You’re not alone. We all do it. If I had a dollar for every great idea that I then immediately heaped upon the scrap pile, I’d be a very rich man indeed. As would you.
Beating ourselves up over this very human failing is pointless. Better, instead, to recognize it when it happens and then explore where the idea originated. Where did it come from, and why did it come to me? What is the message it is trying to send me?
For me, the desire to reject a creative longing is rooted in feelings of unworthiness. “Who are YOU to write about such things?” or “What do YOU think you could possibly add to what has already been done?” You know the voice, don’t you?
Sometimes I second guess a creative longing because I’m not comfortable confronting it directly. Sometimes the idea seems to big for me — that I won’t be able to handle it — and that can be a scary notion.

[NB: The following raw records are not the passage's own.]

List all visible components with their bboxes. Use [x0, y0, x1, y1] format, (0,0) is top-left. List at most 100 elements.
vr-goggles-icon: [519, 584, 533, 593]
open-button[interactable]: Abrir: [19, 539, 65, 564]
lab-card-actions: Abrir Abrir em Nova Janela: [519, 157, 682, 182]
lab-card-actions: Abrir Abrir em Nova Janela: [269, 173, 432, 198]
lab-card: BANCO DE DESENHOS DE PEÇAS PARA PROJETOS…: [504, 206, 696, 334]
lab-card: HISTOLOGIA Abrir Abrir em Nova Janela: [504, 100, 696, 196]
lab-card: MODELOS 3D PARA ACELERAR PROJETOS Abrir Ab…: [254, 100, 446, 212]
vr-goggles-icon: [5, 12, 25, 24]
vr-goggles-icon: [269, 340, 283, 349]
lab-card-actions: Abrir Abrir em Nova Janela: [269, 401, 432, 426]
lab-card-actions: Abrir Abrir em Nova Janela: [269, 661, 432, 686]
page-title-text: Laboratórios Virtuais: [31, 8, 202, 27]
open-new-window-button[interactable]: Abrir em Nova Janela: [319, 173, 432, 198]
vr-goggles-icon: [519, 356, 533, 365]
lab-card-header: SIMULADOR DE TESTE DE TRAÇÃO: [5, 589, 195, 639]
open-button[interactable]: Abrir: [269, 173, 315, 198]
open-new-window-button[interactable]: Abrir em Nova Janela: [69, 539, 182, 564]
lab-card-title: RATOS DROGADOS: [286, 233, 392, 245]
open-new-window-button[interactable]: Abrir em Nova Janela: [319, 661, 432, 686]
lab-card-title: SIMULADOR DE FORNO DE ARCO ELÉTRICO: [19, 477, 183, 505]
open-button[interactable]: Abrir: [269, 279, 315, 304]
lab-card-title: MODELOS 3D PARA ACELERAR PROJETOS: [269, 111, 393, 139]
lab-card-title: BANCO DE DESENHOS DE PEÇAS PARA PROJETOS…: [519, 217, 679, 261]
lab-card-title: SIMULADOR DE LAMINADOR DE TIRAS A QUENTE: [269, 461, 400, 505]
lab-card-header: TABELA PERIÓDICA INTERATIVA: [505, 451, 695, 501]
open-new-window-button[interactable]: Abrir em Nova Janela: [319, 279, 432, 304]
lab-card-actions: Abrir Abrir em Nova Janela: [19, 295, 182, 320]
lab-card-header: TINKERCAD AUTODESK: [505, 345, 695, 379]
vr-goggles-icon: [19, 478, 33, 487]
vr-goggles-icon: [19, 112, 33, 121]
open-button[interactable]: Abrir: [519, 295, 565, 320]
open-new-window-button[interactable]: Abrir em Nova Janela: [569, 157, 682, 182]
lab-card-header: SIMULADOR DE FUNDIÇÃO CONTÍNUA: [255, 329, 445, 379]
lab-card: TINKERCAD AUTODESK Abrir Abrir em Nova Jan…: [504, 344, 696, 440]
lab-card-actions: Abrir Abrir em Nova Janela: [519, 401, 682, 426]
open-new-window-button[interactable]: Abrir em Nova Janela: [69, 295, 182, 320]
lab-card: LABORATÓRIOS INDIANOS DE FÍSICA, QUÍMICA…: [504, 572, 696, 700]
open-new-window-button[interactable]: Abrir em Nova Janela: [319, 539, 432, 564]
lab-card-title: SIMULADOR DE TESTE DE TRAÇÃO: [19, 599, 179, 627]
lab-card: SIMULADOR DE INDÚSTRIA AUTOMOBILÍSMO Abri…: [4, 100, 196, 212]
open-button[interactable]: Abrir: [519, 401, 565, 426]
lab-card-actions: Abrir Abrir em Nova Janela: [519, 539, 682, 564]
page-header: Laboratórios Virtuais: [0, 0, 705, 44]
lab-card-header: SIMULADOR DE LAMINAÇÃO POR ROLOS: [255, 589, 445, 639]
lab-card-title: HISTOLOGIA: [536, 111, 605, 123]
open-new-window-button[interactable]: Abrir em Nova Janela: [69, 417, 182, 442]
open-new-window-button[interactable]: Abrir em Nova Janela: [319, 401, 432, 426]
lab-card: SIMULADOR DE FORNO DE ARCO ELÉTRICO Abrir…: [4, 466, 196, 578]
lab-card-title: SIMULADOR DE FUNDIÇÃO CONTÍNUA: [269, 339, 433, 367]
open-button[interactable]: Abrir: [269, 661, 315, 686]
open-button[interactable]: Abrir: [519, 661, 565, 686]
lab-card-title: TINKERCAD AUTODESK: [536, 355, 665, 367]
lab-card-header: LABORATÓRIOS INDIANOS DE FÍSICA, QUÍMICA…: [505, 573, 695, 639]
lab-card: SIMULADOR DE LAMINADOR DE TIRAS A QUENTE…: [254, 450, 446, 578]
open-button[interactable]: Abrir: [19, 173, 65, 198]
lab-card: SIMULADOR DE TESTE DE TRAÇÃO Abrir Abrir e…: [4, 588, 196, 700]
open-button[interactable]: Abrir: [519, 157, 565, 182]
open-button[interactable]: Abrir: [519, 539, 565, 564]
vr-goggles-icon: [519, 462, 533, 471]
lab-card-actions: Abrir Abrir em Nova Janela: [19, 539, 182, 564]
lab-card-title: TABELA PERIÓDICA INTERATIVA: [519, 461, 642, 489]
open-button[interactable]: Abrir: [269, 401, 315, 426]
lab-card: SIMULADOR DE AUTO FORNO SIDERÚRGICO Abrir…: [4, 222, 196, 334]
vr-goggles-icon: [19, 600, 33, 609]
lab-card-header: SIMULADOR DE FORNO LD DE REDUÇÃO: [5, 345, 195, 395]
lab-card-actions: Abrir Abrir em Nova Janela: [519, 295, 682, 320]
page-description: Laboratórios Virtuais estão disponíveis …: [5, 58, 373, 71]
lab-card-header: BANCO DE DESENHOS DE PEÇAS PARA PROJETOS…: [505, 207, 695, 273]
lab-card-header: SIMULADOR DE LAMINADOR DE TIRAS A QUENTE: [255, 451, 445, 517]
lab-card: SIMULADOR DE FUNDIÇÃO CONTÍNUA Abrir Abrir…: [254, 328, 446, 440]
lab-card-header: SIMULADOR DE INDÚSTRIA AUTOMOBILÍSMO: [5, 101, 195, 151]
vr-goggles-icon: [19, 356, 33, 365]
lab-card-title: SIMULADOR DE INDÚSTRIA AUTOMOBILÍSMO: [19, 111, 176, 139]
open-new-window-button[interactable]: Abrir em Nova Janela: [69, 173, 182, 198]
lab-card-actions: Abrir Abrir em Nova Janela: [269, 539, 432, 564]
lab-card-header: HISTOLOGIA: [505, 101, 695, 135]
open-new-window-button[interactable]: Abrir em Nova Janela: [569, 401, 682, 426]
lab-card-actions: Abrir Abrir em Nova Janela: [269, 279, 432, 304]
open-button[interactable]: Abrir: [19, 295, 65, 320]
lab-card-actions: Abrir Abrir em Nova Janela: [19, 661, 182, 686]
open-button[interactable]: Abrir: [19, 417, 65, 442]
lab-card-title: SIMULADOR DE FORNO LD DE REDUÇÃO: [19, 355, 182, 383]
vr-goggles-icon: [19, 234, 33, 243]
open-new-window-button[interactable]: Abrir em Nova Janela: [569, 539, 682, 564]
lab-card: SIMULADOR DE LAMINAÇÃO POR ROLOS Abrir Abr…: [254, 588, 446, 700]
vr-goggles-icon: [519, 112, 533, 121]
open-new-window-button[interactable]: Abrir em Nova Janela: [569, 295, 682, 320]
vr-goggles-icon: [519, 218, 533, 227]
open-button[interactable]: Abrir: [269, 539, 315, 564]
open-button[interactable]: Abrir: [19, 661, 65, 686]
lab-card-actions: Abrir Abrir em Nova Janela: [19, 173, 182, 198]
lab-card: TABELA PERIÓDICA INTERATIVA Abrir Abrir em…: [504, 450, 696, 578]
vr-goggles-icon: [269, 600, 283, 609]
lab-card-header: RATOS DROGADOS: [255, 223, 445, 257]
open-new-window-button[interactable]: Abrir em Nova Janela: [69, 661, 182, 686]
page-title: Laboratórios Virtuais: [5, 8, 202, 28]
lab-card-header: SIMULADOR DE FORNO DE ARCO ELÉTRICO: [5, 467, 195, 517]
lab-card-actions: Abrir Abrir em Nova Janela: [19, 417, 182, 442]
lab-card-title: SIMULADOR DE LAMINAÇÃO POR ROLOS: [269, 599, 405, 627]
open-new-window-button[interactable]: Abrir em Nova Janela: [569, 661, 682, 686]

Frightening as it may seem, we must be true to the thing that is calling to us, no matter how absurd or daunting. It calls to us because only we can answer it. Alden Nowlan address this notion perfectly in his poem, The Seasick Sailor and Others:
The awkward young sailor who is always seasick
Is the one who will write about ships.
The young man whose soldiery consists in the delivery
Of candy and cigarettes to the front
Is the one who will write about war.
The man who will never learn to drive a car
And keeps going home to his mother
Is the one who will write about the road.
Is a computer programmer who dreamed of traveling through outer space qualified to write about a stranded astronaut surviving alone on Mars? I don’t know, ask developer-turned-megastar-author Andy Weir.
You may not be called to write a New York Times Best Seller or sell the movie rights to a Hollywood blockbuster. But there are creative longings stirring inside you. Do not be so quick to dismiss them. Trust in them — and yourself. It just might change your life.
Author’s note: No doubt you correctly surmised Nowlan was describing Herman Melville, Ernest Hemingway and Jack Kerouac. Well done!